Donnerstagabend, Georg Büchner Buchladen am Kollwitzplatz, immer noch das Festival Literatur:Berlin. Heute liest Alexander Osang aus seinem neuen Buch „Comeback.“ Ein Roman um eine fiktive Ostberliner Band und um die Zeit, die vergeht, die man nicht halten kann. Oder, wie ein Kapitel heißt, aus dem er vorliest: „Almost Famous“ trifft Gunter Gabriel.
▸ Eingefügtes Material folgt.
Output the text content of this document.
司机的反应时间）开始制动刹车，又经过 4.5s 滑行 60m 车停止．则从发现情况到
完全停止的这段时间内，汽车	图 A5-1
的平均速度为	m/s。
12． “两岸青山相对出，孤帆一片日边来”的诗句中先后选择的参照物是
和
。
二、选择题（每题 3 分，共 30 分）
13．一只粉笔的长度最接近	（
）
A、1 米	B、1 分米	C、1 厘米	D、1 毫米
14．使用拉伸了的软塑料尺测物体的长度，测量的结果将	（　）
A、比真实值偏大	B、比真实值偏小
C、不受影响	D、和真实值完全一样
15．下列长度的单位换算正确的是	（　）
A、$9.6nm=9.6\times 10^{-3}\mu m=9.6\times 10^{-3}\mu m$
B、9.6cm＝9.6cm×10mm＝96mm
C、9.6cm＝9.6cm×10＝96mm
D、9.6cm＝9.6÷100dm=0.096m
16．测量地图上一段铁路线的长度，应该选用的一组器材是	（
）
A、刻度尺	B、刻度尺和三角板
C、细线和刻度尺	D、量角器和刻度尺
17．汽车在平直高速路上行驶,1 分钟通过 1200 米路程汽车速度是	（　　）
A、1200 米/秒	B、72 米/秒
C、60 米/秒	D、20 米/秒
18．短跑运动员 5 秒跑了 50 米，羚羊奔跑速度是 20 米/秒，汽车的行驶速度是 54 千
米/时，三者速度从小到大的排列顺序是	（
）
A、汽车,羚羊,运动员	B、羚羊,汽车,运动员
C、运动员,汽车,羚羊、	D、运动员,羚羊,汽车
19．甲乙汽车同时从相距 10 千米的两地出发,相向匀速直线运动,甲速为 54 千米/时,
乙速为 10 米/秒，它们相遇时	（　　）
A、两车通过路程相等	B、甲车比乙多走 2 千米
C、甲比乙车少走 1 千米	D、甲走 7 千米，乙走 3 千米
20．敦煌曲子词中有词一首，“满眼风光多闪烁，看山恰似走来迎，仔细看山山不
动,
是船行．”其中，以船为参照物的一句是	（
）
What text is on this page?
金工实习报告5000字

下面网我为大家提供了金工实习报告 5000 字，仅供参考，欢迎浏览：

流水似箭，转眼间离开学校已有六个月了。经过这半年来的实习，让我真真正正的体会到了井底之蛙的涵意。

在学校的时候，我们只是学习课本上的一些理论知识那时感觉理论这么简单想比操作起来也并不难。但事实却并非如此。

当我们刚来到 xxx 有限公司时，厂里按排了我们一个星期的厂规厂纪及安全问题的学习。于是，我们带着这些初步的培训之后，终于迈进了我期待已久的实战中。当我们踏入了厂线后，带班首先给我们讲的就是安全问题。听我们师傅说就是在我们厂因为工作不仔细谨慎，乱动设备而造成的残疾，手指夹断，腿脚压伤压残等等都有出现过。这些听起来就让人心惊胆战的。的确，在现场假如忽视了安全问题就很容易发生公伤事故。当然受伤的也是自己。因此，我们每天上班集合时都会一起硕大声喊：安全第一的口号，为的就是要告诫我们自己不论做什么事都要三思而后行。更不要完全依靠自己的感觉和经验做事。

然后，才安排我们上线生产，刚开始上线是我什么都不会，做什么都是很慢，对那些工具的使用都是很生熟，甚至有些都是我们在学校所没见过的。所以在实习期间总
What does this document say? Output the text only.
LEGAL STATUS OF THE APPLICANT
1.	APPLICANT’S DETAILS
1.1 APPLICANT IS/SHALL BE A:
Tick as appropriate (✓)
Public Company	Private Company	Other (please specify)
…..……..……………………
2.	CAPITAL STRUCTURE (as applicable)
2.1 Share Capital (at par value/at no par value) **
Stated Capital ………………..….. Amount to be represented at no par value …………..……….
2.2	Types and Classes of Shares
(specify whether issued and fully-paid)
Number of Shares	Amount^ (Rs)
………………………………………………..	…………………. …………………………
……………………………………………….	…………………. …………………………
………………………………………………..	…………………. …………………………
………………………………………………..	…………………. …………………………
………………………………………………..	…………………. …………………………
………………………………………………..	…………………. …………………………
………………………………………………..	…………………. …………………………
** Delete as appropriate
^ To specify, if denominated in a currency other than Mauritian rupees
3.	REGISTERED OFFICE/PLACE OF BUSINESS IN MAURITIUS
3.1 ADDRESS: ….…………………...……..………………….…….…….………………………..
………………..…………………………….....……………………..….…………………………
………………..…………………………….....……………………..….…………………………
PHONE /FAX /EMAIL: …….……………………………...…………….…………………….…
Und hier trifft Rockmusik auf den doch recht gesetzt wirkenden Prenzlauer Berg. Ich hab ja leicht reden als Zugereiste, die immer noch in der Berlin-Orientierungsphase ist. Die bis gestern Abend Alexander Osang nicht mal kannte, sondern lediglich von Buchcover und Kurzinhalt angezogen wurde, lauschen zu kommen. (Es geht um eine Band! Das reicht ja schon, um mich aufhorchen zu lassen. Ich schreibe ja selbst gern über Bands. Ich mag Bands. Ich habe das Logo einer Band als Tattoo. Alles klar?)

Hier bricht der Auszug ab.